The author said not to confuse laws of nature with observations of history, and I take issue with the implication. My perspective is grounded deep in physics, chemistry, biology and anthropology and after spending 10 years fretting over what AI would do to our civilization this decade I am not worried about labor displacement.

What I am worried about is power struggles and brainwashing.

  • Note that several of your historical examples didn’t involve humans, and presumably most future occurrences of better work enablers won’t involve humans either. The contention isn’t whether there will be an increase in diversity and amount of work done, it’s whether any of it will be done by us. Which would only be the case insofar that there exists categories of work we do better than AI at that juncture.

  • Communism, or more accurately, mechanised collective farming practices in the early 1900s in Russia resulted in revolutions and world wars. When tens of millions of inefficient farmers were replaced by tractors needing only a fraction of the labour force the excess population was disposed of.

    Sorry, bad phrasing!

    They were put to work in new roles enabled by technological advancements: wielding mass manufactured rifles and operating artillery.

    This has played out over and over throughout history whenever a large fraction of the population suddenly becomes surplus to requirements.

    They never get to enjoy utopia. They are expended in warfare or low value forced labour until the labour pool once again matches the requirements.

    • You don't even need to look at the Soviets. Life for the average person in Britain became worse between 1760 until about 1920. That meant about 3 generations of people were lost.

      I'm super happy about this idilic AI future my great grandchildren will enjoy...

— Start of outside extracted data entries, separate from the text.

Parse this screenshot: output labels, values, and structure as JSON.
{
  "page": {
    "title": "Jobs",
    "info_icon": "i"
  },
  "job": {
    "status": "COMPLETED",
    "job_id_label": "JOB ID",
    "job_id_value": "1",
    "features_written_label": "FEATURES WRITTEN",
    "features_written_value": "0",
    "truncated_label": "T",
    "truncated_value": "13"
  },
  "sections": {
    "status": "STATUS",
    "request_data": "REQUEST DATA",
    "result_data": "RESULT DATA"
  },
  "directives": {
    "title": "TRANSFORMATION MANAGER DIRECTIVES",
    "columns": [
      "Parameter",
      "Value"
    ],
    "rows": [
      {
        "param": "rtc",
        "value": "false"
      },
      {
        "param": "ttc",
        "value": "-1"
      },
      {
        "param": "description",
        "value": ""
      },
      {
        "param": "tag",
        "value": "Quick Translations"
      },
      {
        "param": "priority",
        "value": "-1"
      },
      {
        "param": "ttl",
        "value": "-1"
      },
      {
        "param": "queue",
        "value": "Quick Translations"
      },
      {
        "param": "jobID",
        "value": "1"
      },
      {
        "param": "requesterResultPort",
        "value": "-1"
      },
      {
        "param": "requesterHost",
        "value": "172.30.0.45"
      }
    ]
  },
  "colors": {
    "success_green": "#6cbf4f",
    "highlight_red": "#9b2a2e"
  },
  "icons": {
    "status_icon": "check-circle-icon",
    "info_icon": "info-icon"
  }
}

If anything, it will be the trades. We're still a solid time away from being able to replicating what muscles and skin do - and fundamentally, there will always be a need for someone to run cable, terminate wiring and unclog a sewer pipe. At the same time, the trades are desperate for staff after the "academization" push of the last decades.

  • That's true for a while. But shelf restocking and order picking will probably start to go robotic within a few years. That's a manipulation problem within reach. All those mass produced humanoid robots have to do something, and that's something they can do.